One of the things that I love best about working at Lucigen is the chance to participate in innovative and exploratory research projects, marketing efforts and business development. Being a small company, we are a well-built, cohesive family – all working together to do good science and deliver novel products to the scientific community (and in turn bringing in more value for what we do).
|Saurabh Sen’s mathematical formula for describing his personality traits.
ASBMB: Are you still involved in bench work?
Sen: Of course. I love the bench. People have different opinions about the industrial environment and how research programs are operated in an industrial setting. I devote a significant fraction of my time to cutting-edge experiments at the bench. It’s fun, and that’s what keeps me going.
ASBMB: Was your transition from academia to industry easy?

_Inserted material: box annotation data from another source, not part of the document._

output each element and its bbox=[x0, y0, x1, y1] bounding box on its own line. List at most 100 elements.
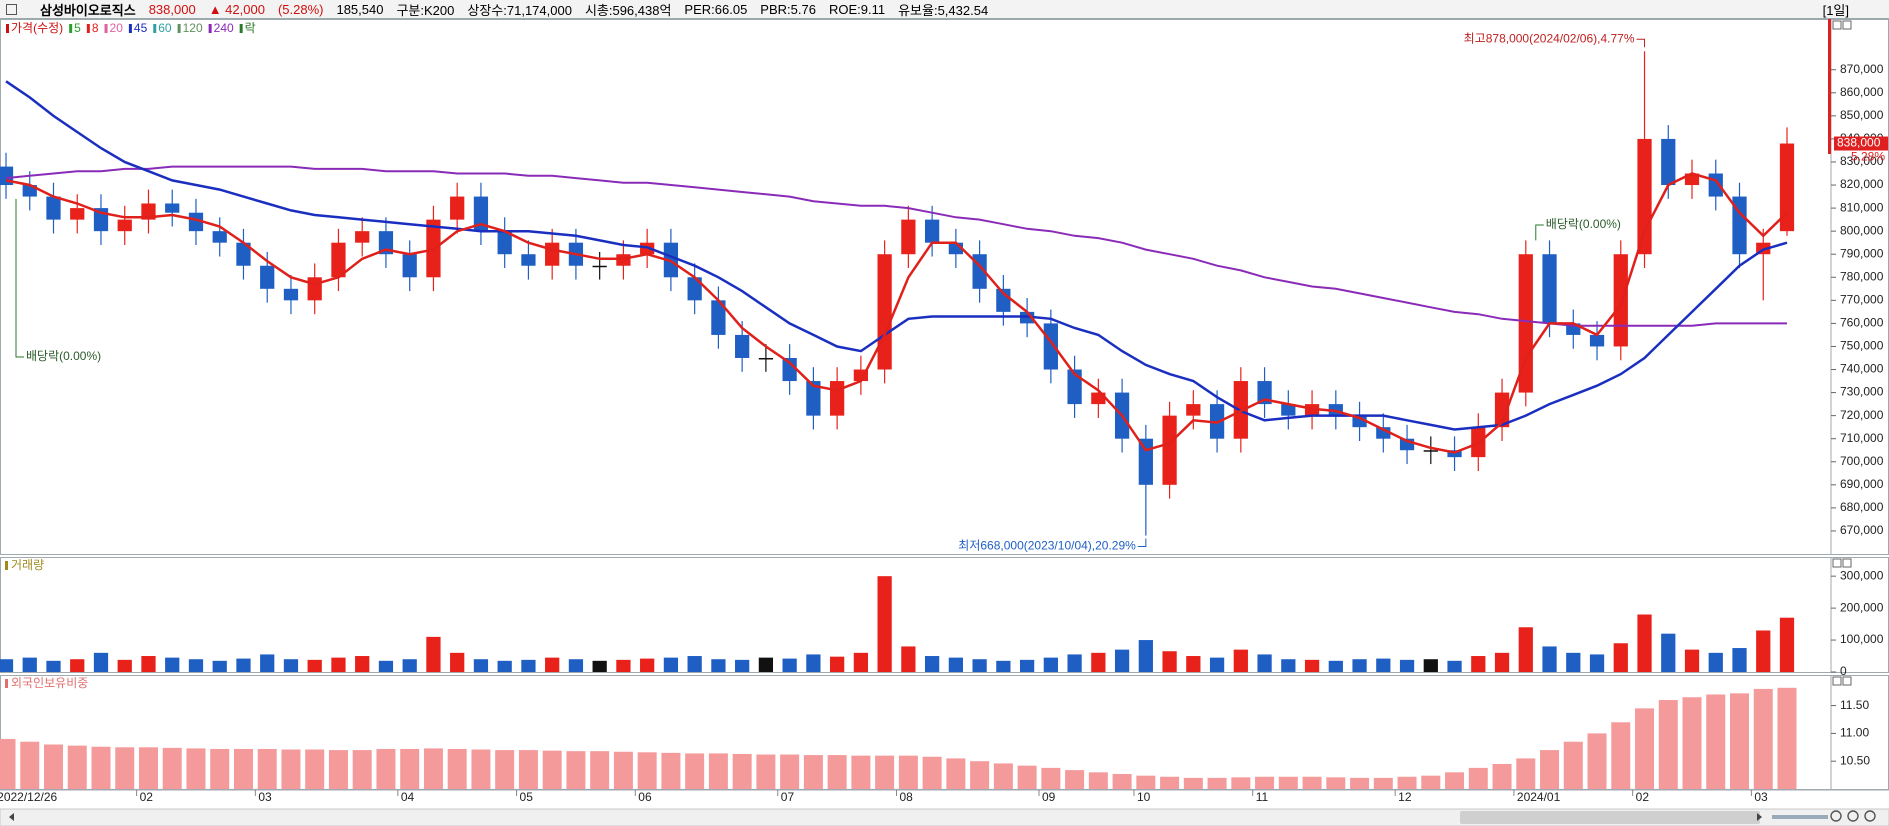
volume-bar bbox=[141, 656, 156, 672]
x-tick-label: 2024/01 bbox=[1517, 790, 1561, 804]
x-tick-label: 02 bbox=[140, 790, 154, 804]
foreign-bar bbox=[1041, 767, 1061, 789]
scroll-right[interactable] bbox=[1757, 813, 1762, 821]
scrollbar bbox=[0, 808, 1889, 826]
foreign-bar bbox=[138, 747, 158, 789]
candle-body bbox=[188, 212, 204, 232]
candle-body bbox=[355, 231, 370, 243]
foreign-bar bbox=[1492, 763, 1512, 789]
high-note: 최고878,000(2024/02/06),4.77% bbox=[1464, 31, 1635, 45]
volume-bar bbox=[782, 658, 797, 672]
x-tick-label: 02 bbox=[1636, 790, 1650, 804]
panel-button bbox=[1832, 558, 1842, 568]
legend-swatch bbox=[6, 24, 9, 33]
foreign-bar bbox=[281, 749, 301, 789]
volume-bar bbox=[355, 656, 370, 672]
candle-body bbox=[687, 277, 702, 301]
panel-title-marker bbox=[5, 679, 8, 688]
foreign-bar bbox=[162, 747, 182, 789]
y-tick-label: 760,000 bbox=[1840, 316, 1884, 330]
volume-bar bbox=[212, 660, 227, 672]
scroll-left[interactable] bbox=[9, 813, 14, 821]
volume-bar bbox=[1233, 649, 1248, 672]
volume-bar bbox=[521, 659, 536, 672]
header: 삼성바이오로직스 838,000 ▲ 42,000 (5.28%) 185,54… bbox=[0, 0, 1889, 19]
foreign-bar bbox=[447, 748, 467, 789]
foreign-bar bbox=[1516, 758, 1536, 789]
foreign-bar bbox=[186, 748, 206, 789]
market-cap: 시총:596,438억 bbox=[584, 2, 672, 18]
zoom-slider[interactable] bbox=[1772, 815, 1828, 819]
foreign-bar bbox=[1730, 693, 1750, 789]
x-tick-label: 11 bbox=[1256, 790, 1269, 804]
y-tick-label: 300,000 bbox=[1840, 568, 1884, 582]
change: ▲ 42,000 bbox=[208, 1, 265, 17]
foreign-bar bbox=[1207, 777, 1227, 789]
scroll-thumb[interactable] bbox=[1460, 811, 1760, 824]
foreign-bar bbox=[1706, 694, 1726, 789]
volume-bar bbox=[711, 659, 726, 672]
volume-bar bbox=[545, 657, 560, 672]
legend-swatch bbox=[177, 24, 181, 33]
volume-bar bbox=[1376, 658, 1391, 672]
volume-bar bbox=[0, 659, 14, 672]
volume-bar bbox=[568, 659, 584, 672]
dividend-note: 배당락(0.00%) bbox=[1546, 217, 1621, 231]
background bbox=[0, 19, 1889, 826]
change-pct: (5.28%) bbox=[277, 1, 324, 17]
candle-body bbox=[1779, 143, 1795, 232]
current-pct: 5.28% bbox=[1851, 150, 1885, 164]
y-tick-label: 750,000 bbox=[1840, 339, 1884, 353]
volume-bar bbox=[46, 660, 61, 672]
dividend-line bbox=[1535, 224, 1544, 241]
candle-body bbox=[402, 254, 417, 278]
volume-bar bbox=[1518, 627, 1533, 672]
candle-body bbox=[46, 196, 61, 220]
foreign-bar bbox=[233, 748, 253, 789]
foreign-bar bbox=[970, 761, 990, 789]
price: 838,000 bbox=[148, 1, 196, 17]
candle-body bbox=[1732, 196, 1747, 255]
foreign-bar bbox=[1373, 777, 1393, 789]
candle-body bbox=[782, 357, 797, 382]
legend-swatch bbox=[153, 24, 157, 33]
foreign-bar bbox=[1112, 773, 1132, 789]
volume-bar bbox=[1257, 654, 1272, 672]
foreign-bar bbox=[1468, 767, 1488, 789]
candle-body bbox=[924, 219, 940, 243]
y-tick-label: 810,000 bbox=[1840, 200, 1884, 214]
volume-bar bbox=[1684, 649, 1700, 672]
candle-body bbox=[497, 231, 512, 255]
foreign-bar bbox=[1397, 776, 1417, 789]
volume-bar bbox=[378, 660, 394, 672]
y-tick-label: 11.50 bbox=[1840, 698, 1869, 712]
volume-bar bbox=[948, 657, 963, 672]
volume-bar bbox=[1209, 657, 1225, 672]
y-tick-label: 700,000 bbox=[1840, 454, 1884, 468]
zoom-button[interactable] bbox=[1830, 810, 1842, 822]
volume-bar bbox=[1138, 640, 1153, 672]
candle-body bbox=[901, 219, 916, 255]
legend-label: 240 bbox=[214, 21, 234, 35]
x-tick-label: 07 bbox=[781, 790, 795, 804]
candle-body bbox=[758, 357, 774, 360]
y-tick-label: 740,000 bbox=[1840, 362, 1884, 376]
candle-body bbox=[22, 185, 37, 197]
panel-title: 외국인보유비중 bbox=[11, 676, 88, 690]
panel-button bbox=[1832, 20, 1842, 30]
candle-body bbox=[212, 231, 227, 243]
foreign-bar bbox=[376, 748, 396, 789]
volume-bar bbox=[1708, 652, 1723, 672]
foreign-bar bbox=[922, 756, 942, 789]
legend-label: 락 bbox=[245, 21, 256, 35]
volume-bar bbox=[260, 654, 275, 672]
foreign-bar bbox=[780, 754, 800, 789]
y-tick-label: 0 bbox=[1840, 664, 1847, 678]
candle-body bbox=[545, 242, 560, 266]
period-button[interactable]: [1일] bbox=[1822, 2, 1849, 18]
candle-body bbox=[260, 265, 275, 289]
zoom-button[interactable] bbox=[1847, 810, 1859, 822]
current-price: 838,000 bbox=[1837, 136, 1881, 150]
zoom-button[interactable] bbox=[1864, 810, 1876, 822]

Sen: Well, for me it was rather smooth sailing. I had a little bit of industrial experience (nine months) before my graduate studies, and that sort of laid down the foundation for me to come back to industry again. I did not find any significant challenges or hurdles that acted as barriers to my transition. Many people find it difficult to adapt to industry coming from academia, and I believe it is more the mindset that plays a crucial role in the process. One thing is for certain – in an industrial setting, an individual doesn’t have the luxury to do much offshoot exploratory research; the focus mainly lies on the corporate goals and milestones that need to be achieved annually. If you are ready to embrace that, I don’t see any problems with the transition.
ASBMB: Can you describe a typical day at work?
Sen: For me, a typical day at work involves thorough execution of my planned agendas, and, as always, I am ready to take up new challenges. It includes checking my e-mails and calendar when I arrive at work, looking for any meetings that I may have during the day and planning experiments accordingly. Completion of my planned experiments, data analysis, updating my notebook and planning the next day’s experiment generally is what I strive to accomplish by the end of the day. Coming to work every morning with the challenge of discovering a novel solution for an unsolved scientific problem keeps me on my toes for the whole day.